After it was all over though, reality hit hard. Not only had I screwed myself out of having my pain medication in my system but both my antimalarial and my stomach protectant were also in the batch I hadn’t taken. While I’m pretty sure I could have passed it off to any unsuspecting bystander as just an uber-difficult hangover…this simply was not/ is not the case.Sunday was a difficult day and honestly there were a couple times were were quite worried that having a couple drinks without dinner or my meds caused more harm than I could recover from on my own or that putting the effort into curling my hair really did dislocate my shoulder.
Two more days later and like I said I’m still in the thick of it. Recovering from having a ‘carefree’ night out.

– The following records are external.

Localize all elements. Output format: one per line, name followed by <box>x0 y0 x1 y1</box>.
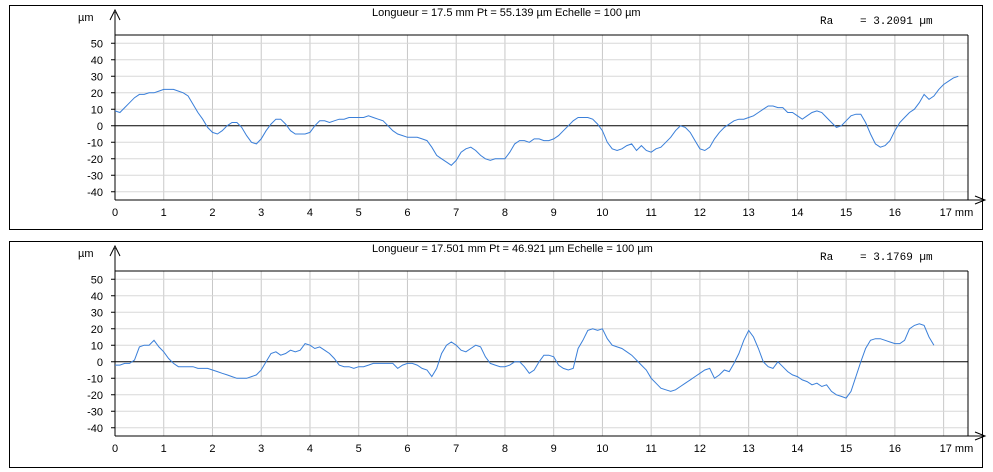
y-tick-label: -40 <box>87 423 103 435</box>
x-tick-label: 2 <box>209 207 215 219</box>
x-axis-arrow <box>974 195 987 205</box>
y-tick-label: -20 <box>87 390 103 402</box>
chart-title: Longueur = 17.5 mm Pt = 55.139 µm Echell… <box>372 7 641 19</box>
y-axis-arrow <box>109 8 121 21</box>
y-tick-label: -40 <box>87 187 103 199</box>
chart-frame <box>9 241 983 468</box>
profile-line <box>114 75 959 166</box>
y-tick-label: 20 <box>91 324 103 336</box>
chart-frame <box>9 5 983 230</box>
x-axis-arrow <box>974 431 987 441</box>
x-tick-label: 13 <box>743 443 755 455</box>
x-tick-label: 15 <box>840 207 852 219</box>
y-tick-label: 30 <box>91 307 103 319</box>
y-tick-label: -30 <box>87 406 103 418</box>
x-tick-label: 2 <box>209 443 215 455</box>
x-tick-label: 5 <box>356 443 362 455</box>
profile-panel-1: 50 40 30 20 10 0 -10 -20 -30 -40 0 1 2 3 4 5 6 7 8 9 10 11 12 1… <box>0 0 993 234</box>
y-tick-label: 50 <box>91 274 103 286</box>
x-tick-label: 3 <box>258 443 264 455</box>
x-tick-label: 10 <box>596 443 608 455</box>
ra-value: = 3.1769 µm <box>860 252 933 264</box>
y-tick-label: 40 <box>91 291 103 303</box>
x-tick-label: 5 <box>356 207 362 219</box>
x-tick-label: 15 <box>840 443 852 455</box>
x-tick-label: 1 <box>161 443 167 455</box>
x-tick-label: 7 <box>453 207 459 219</box>
y-tick-label: -10 <box>87 137 103 149</box>
x-tick-label: 0 <box>112 443 118 455</box>
x-tick-label: 12 <box>694 207 706 219</box>
x-tick-label: 1 <box>161 207 167 219</box>
ra-label: Ra <box>820 16 834 28</box>
x-tick-label: 17 mm <box>940 207 974 219</box>
chart-title: Longueur = 17.501 mm Pt = 46.921 µm Eche… <box>372 243 653 255</box>
ra-label: Ra <box>820 252 834 264</box>
y-axis-label: µm <box>78 248 94 260</box>
x-tick-label: 9 <box>551 207 557 219</box>
x-tick-label: 11 <box>645 443 656 455</box>
x-tick-label: 13 <box>743 207 755 219</box>
y-axis-label: µm <box>78 12 94 24</box>
y-tick-label: -30 <box>87 170 103 182</box>
x-tick-label: 8 <box>502 207 508 219</box>
x-tick-label: 7 <box>453 443 459 455</box>
x-tick-label: 3 <box>258 207 264 219</box>
x-tick-label: 17 mm <box>940 443 974 455</box>
y-tick-label: -20 <box>87 154 103 166</box>
x-tick-label: 14 <box>791 443 803 455</box>
y-tick-label: -10 <box>87 373 103 385</box>
y-tick-label: 10 <box>91 104 103 116</box>
y-tick-label: 10 <box>91 340 103 352</box>
ra-value: = 3.2091 µm <box>860 16 933 28</box>
y-tick-label: 20 <box>91 88 103 100</box>
x-tick-label: 6 <box>404 443 410 455</box>
y-tick-label: 0 <box>97 121 103 133</box>
x-tick-label: 8 <box>502 443 508 455</box>
y-tick-label: 40 <box>91 55 103 67</box>
profile-panel-2: 50 40 30 20 10 0 -10 -20 -30 -40 0 1 2 3 4 5 6 7 8 9 10 11 12 1… <box>0 236 993 472</box>
x-tick-label: 16 <box>889 443 901 455</box>
x-tick-label: 16 <box>889 207 901 219</box>
x-tick-label: 6 <box>404 207 410 219</box>
x-tick-label: 0 <box>112 207 118 219</box>
x-tick-label: 14 <box>791 207 803 219</box>
x-tick-label: 11 <box>645 207 656 219</box>
x-tick-label: 10 <box>596 207 608 219</box>
x-tick-label: 12 <box>694 443 706 455</box>
x-tick-label: 4 <box>307 207 313 219</box>
y-tick-label: 0 <box>97 357 103 369</box>
y-tick-label: 50 <box>91 38 103 50</box>
x-tick-label: 4 <box>307 443 313 455</box>
y-axis-arrow <box>109 244 121 257</box>
profile-line <box>115 323 935 399</box>
y-tick-label: 30 <box>91 71 103 83</box>
x-tick-label: 9 <box>551 443 557 455</box>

I haven’t seen my doctor yet, which is a little bit of a concern to the Mr., but with the epic heavy snowfall we are receiving, the local ER is packed and appointments are emergency only and since I’m not dead nor dying…. I can wait.
I’m going to get the same story about my gut anyways, we can’t tell or do anything new until I get the scopes….which we’re waiting for a response from the Gastro Guy for. As for my shoulder, if it doesn’t improve, it will be added with my hand as another X-ray to be sent to the rheumatologist and it’ll get taped up. Until then, hot/cold and rest. Lots and lots of rest.
Was it a mistake to go all out and ignore (as much as I really can at this point) being ill? I don’t think so. With how rapidly some of my symptoms have progressed over the last year/months this may be my last big even where that’s even a possibility. Are there consequences…well yea, but soon enough the option to wear heels or do my hair or have a cocktail or two won’t even be there. Taking a once in a blue moon opportunity to enjoy it while I can… I don’t think that’s a mistake.
Do I have any regrets? Yes! That we didn’t ask anyone to take a great photo of Mr. Mango and I together. Yet another day/event goes by where we were too busy taking pictures of each other or of others we totally skipped that part and no one offered. Sure I could say I regret not taking my medication (duh) or that maybe I could have stuck with some Shirley Temples or at least attempted to find where the dinner was but the reality when you’re a healthy ‘normal’ person is you don’t have to worry about things like that to such a great extent. Maybe that’s all part of why I felt like my illness didn’t play a part in the night. I wouldn’t want to give that up.